Low CBF Health Monitoring

Philosophy

  • Health means a device’s ability to perform its function.

  • The healthState attribute is used to report the health state of Low CBF Controller, Subarray, Processor and Connector devices.

    • Controller and Subarray aggregate the health of other Tango devices.

    • Processor and Connector report the health of their underlying hardware as well as their firmware/programming and control software.

  • The information used by each device to evaluate its health state will be exposed as Tango attributes for use in GUIs or as alarms.

Purpose

Why do all SKA Tango devices have a healthState attribute?

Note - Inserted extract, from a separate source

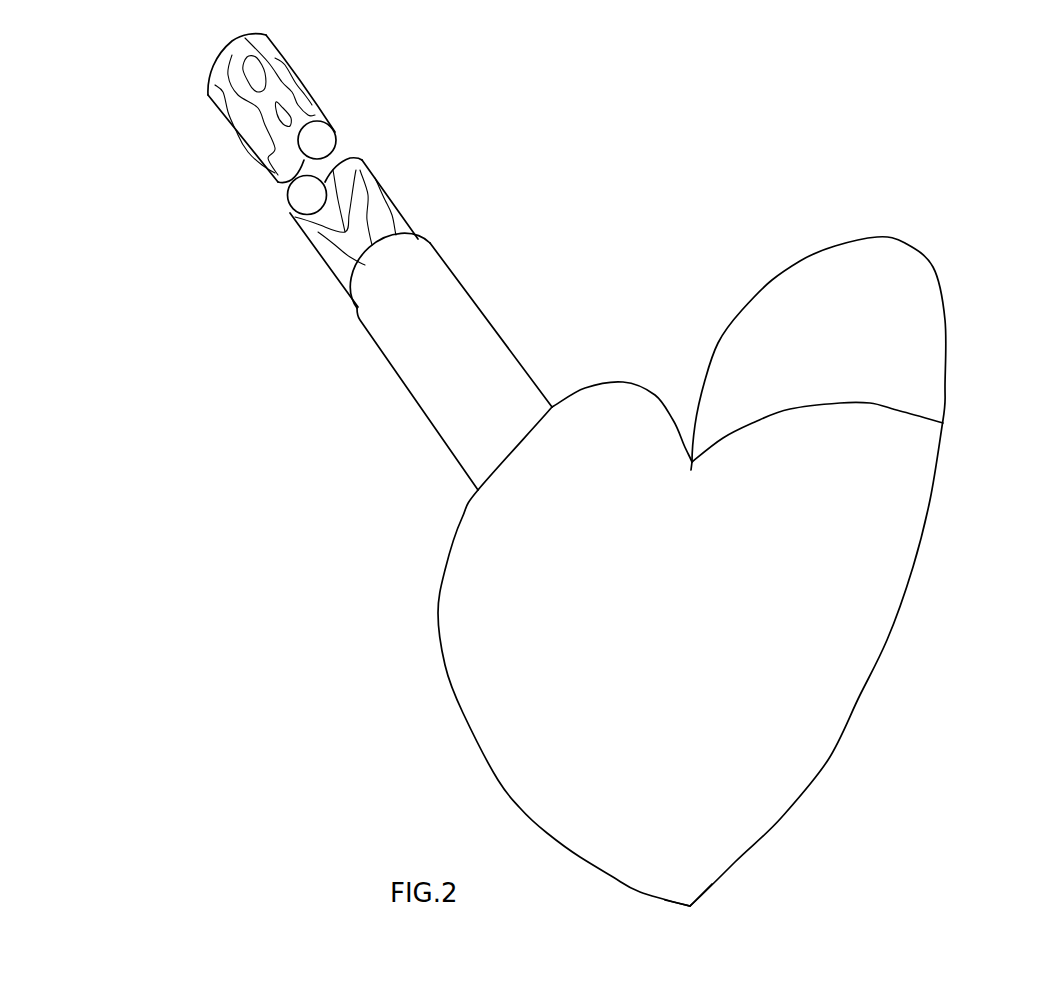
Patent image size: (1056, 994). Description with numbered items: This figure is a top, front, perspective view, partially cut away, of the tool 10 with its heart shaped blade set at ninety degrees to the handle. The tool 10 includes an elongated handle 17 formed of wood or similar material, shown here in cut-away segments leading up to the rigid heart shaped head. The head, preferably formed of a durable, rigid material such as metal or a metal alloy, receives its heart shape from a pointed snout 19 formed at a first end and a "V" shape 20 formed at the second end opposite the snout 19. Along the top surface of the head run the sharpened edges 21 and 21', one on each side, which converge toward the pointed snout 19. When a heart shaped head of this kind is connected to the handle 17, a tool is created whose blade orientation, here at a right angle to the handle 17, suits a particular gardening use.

To pinpoint faulty pieces of the telescope.

Health State Definitions

  • 0 - OK: fully functional

  • 1 - Degraded: partial (not full) function available [optional state]

  • 2 - Failed: unable to perform core function

  • 3 - Unknown: initial state / we can’t determine an answer

See also the documentation for ska_control_model.HealthState.

Evaluation is based on the component itself, not the previous/next piece of signal chain or neighbours. To use an analogy: we evaluate “our car”, not the road, bridge, or traffic lights.

Alarms vs Health

Alarms and Health are different things.

An alarm is defined in IEC 62682 as:

An audible and/or visible means of indicating to the operator of an equipment malfunction, process deviation, or abnormal condition requiring a response.

We define health as:

A device’s ability to perform its function.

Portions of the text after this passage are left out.